I’m working on a project to segment structures within the orbit. I’m using fat suppressed T1 weighted images from a database. The MRI DICOM files are downloaded individually e.g. one will be coronal one will be axial. But they’ll both be from the same patient. So they’re the same scan but different protocols. I’m importing the axial and coronal scan from the same patient into one file. Then I’m opening the folder on 3D slicer which has both the scans in. I ran into an issue that when viewing the scans e.g. I’m looking at the coronal scan 3D slicer then renders the other planes in awful quality so I cant segment using them.
When I try to segment in only one of the files e.g. the coronal file and then look at the axial file the segmentations roughly overlap but become extremely pixelated and blocky. When I try to change the segmentation on that scan (the axial) it only does large wide pixels. I would’ve expected if I segmented on the coronal scan for the axial to match roughly and then I can fill in the blanks using that axial scan. But the way its so pixelated I cant work on it at all.
Based on the practice scans, all three planes were clear and visible such that I could segment freely - my segmentation on one plane would show up correctly on the other planes and this would generate a correct 3d image in the fourth window. Is there any way to achieve this with the scans I’m downloading? Maybe so that the separated clear planes in each scan could be merged so I can view and segment on them at the same time.
This is a very common limitation of clinical images that are acquired for slice-by-slice reading by humans, and not for 3D processing. You can find how to deal with such images for example here:
Hi thank you for the reply!

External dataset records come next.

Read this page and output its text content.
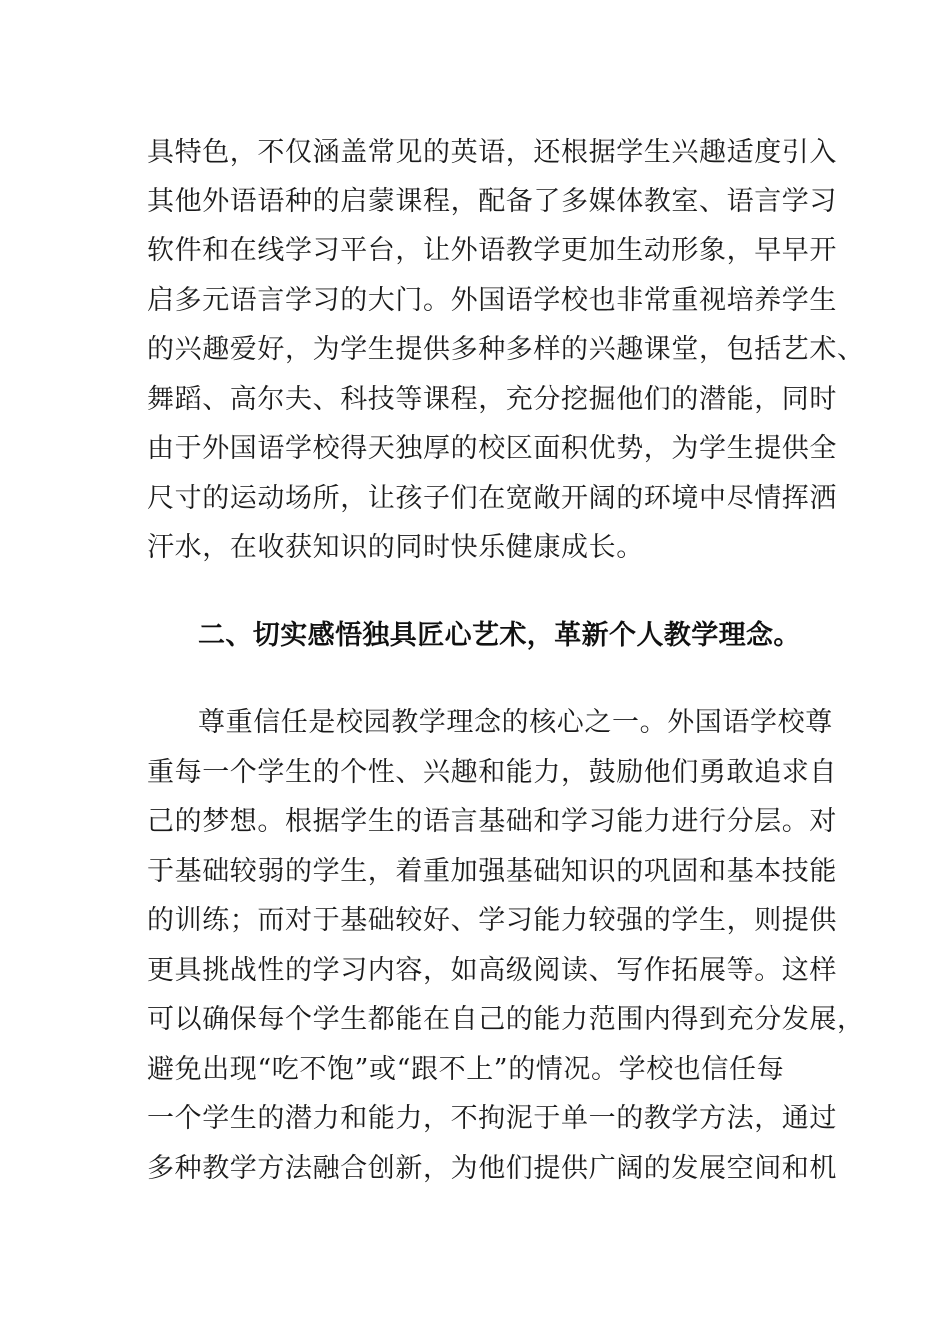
具特色，不仅涵盖常见的英语，还根据学生兴趣适度引入
其他外语语种的启蒙课程，配备了多媒体教室、语言学习
软件和在线学习平台，让外语教学更加生动形象，早早开
启多元语言学习的大门。外国语学校也非常重视培养学生
的兴趣爱好，为学生提供多种多样的兴趣课堂，包括艺术、
舞蹈、高尔夫、科技等课程，充分挖掘他们的潜能，同时
由于外国语学校得天独厚的校区面积优势，为学生提供全
尺寸的运动场所，让孩子们在宽敞开阔的环境中尽情挥洒
汗水，在收获知识的同时快乐健康成长。
二、切实感悟独具匠心艺术，革新个人教学理念。
尊重信任是校园教学理念的核心之一。外国语学校尊
重每一个学生的个性、兴趣和能力，鼓励他们勇敢追求自
己的梦想。根据学生的语言基础和学习能力进行分层。对
于基础较弱的学生，着重加强基础知识的巩固和基本技能
的训练；而对于基础较好、学习能力较强的学生，则提供
更具挑战性的学习内容，如高级阅读、写作拓展等。这样
可以确保每个学生都能在自己的能力范围内得到充分发展，
避免出现“吃不饱”或“跟不上”的情况。学校也信任每
一个学生的潜力和能力，不拘泥于单一的教学方法，通过
多种教学方法融合创新，为他们提供广阔的发展空间和机
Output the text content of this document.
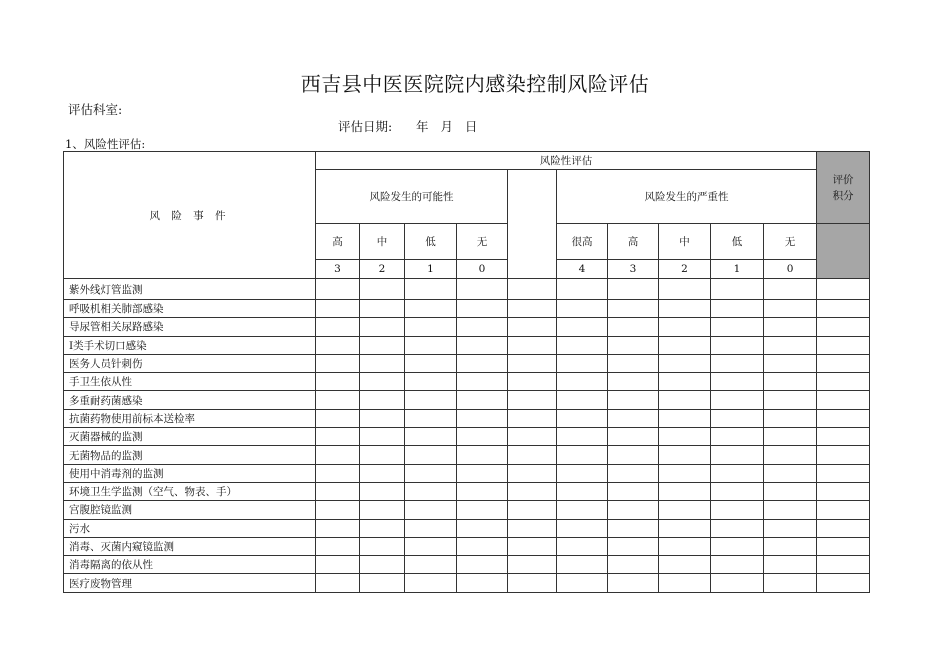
西吉县中医医院院内感染控制风险评估
评估科室:
评估日期:      年   月   日
1、风险性评估:
风 险 事 件	风险性评估										评价
积分	
	风险发生的可能性					风险发生的严重性						
	高	中	低	无		很高	高	中	低	无		
	3	2	1	0		4	3	2	1	0		
紫外线灯管监测												
呼吸机相关肺部感染												
导尿管相关尿路感染												
Ⅰ类手术切口感染												
医务人员针刺伤												
手卫生依从性												
多重耐药菌感染												
抗菌药物使用前标本送检率												
灭菌器械的监测												
无菌物品的监测												
使用中消毒剂的监测												
环境卫生学监测（空气、物表、手）												
宫腹腔镜监测												
污水												
消毒、灭菌内窥镜监测												
消毒隔离的依从性												
医疗废物管理												
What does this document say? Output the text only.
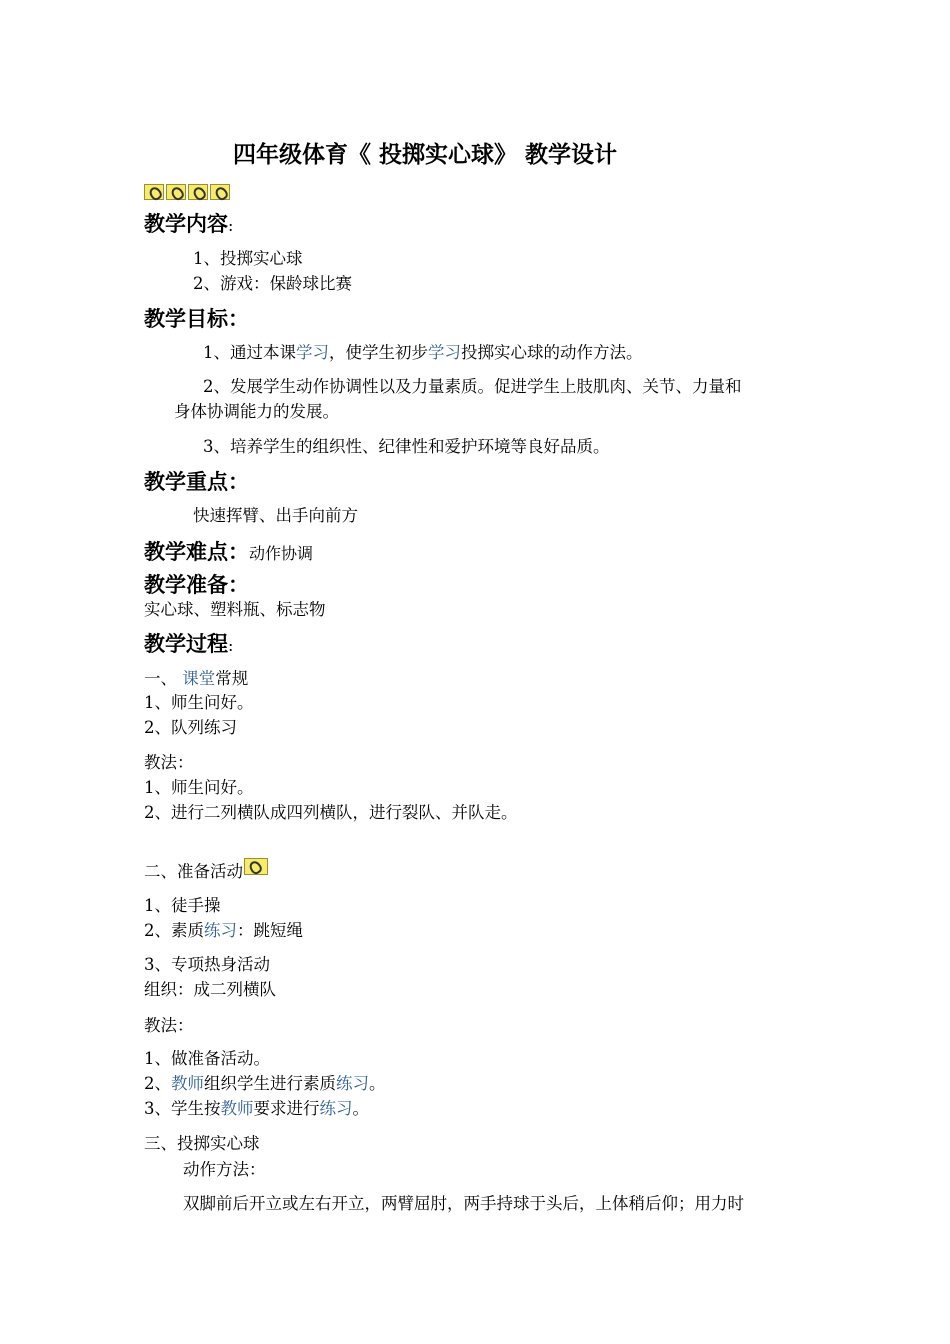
四年级体育《 投掷实心球》 教学设计
教学内容:
1、投掷实心球
2、游戏：保龄球比赛
教学目标：
1、通过本课学习，使学生初步学习投掷实心球的动作方法。
2、发展学生动作协调性以及力量素质。促进学生上肢肌肉、关节、力量和
身体协调能力的发展。
3、培养学生的组织性、纪律性和爱护环境等良好品质。
教学重点：
快速挥臂、出手向前方
教学难点：动作协调
教学准备：
实心球、塑料瓶、标志物
教学过程:
一、 课堂常规
1、师生问好。
2、队列练习
教法：
1、师生问好。
2、进行二列横队成四列横队，进行裂队、并队走。
二、准备活动
1、徒手操
2、素质练习：跳短绳
3、专项热身活动
组织：成二列横队
教法：
1、做准备活动。
2、教师组织学生进行素质练习。
3、学生按教师要求进行练习。
三、投掷实心球
动作方法：
双脚前后开立或左右开立，两臂屈肘，两手持球于头后，上体稍后仰；用力时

So from my understanding we either need to acquire isovoxel scans or try to use NiftyMIC to see if it could work is that correct?
is it possible to segment individual planes e.g if I segmented using the Coronal plane scan then segmented the Axial plane scan (both high quality) from the same patient. Would that be accurate or could you combine the volumes of those?
Or could it even be an option to just use one plane to segment and compare that to other scans only segmented using one plane?
My aim is to segment normal structures within the orbit and also segment lesions within the orbit. We ideally want to create parameters of the normal structure volumes out of our data.
As it is described in the post I linked, you can resample any of the input volumes to be isotropic using the Crop Volume module. Then the segmentation you create for it will be isotropic, too. You can represent structures with finer details in this segmentation than in any of the input 3D volumes. The difficulty is that after you segmented a structure based on one of the 3D volumes, how you correct it based on another 3D volume.
That’s why 3D reconstruction using niftymic or other reconstruction techniques; or acquiring isotropic volume may work better.
I’m not quite proficient with 3Dslicer. I’ve tried playing around with the crop volume module but with no luck on how to do what you mentioned before. Is there a guide / tutorial anywhere explaining how to achieve this using the crop volume function?
I also looked at NiftyMIC and the main problem is that I am using fat suppressed T1 scans which mainly are only coronal or axial, there is no sagital version. Would that still be able to generate a 3D version of it? I also noticed it’s for fetal MRIs, would the algorithm be suitable for adults?
I have access to Mprage MRIs which are typically 3D but are not fat suppressed which creates the issue of not being able to segment the recti muscles properly
Hi guys, Thanks for the help! I managed to acquire 3D scans (I believe isovoxel?) however when I try to segment its very pixely / block like. Any ideas what cause be causing this? Im just using the segment editor function with the sphere brush. I just need the pixels slightly smaller to be able to segment it more accurately to get the structure better (quite a small structure) / or even a smooth brush?
Pixel spacing is not bad, but we don’t know the distance between slices. If that is around 1mm, too, then your image should not be very “blocky”. You can find all 3 components of the image spacing in Volumes module’s Volume information section.
Slice thickness does not matter much for 3D reconstruction. It just tells how blurred a slice is along the slice normal axis.
Seems like oversampling works to fix it. Although I dont know if selecting that and isotropic spacing on the ‘segmentation geometry’ will skew my volume measurements for my project?
Resampling will not invisibly skew volume measurements. Volume is measured from the segmentation as displayed: what you see is what gets measured. If your segmentation accurately follows the original image (contours are aligned with visible boundaries, no details are lost due to insufficient resolution, no artifacts are present such as a blocky appearance of a smooth organ wall), then the volume measurement should be accurate.
That said, any measurement tool used in a study should be validated. This applies to imaging and image computation tools as well. Slicer’s volume measurements have been validated across many studies, but every project has its own imaging protocol and processing/analysis pipeline, so it is always worth verifying for your specific use case.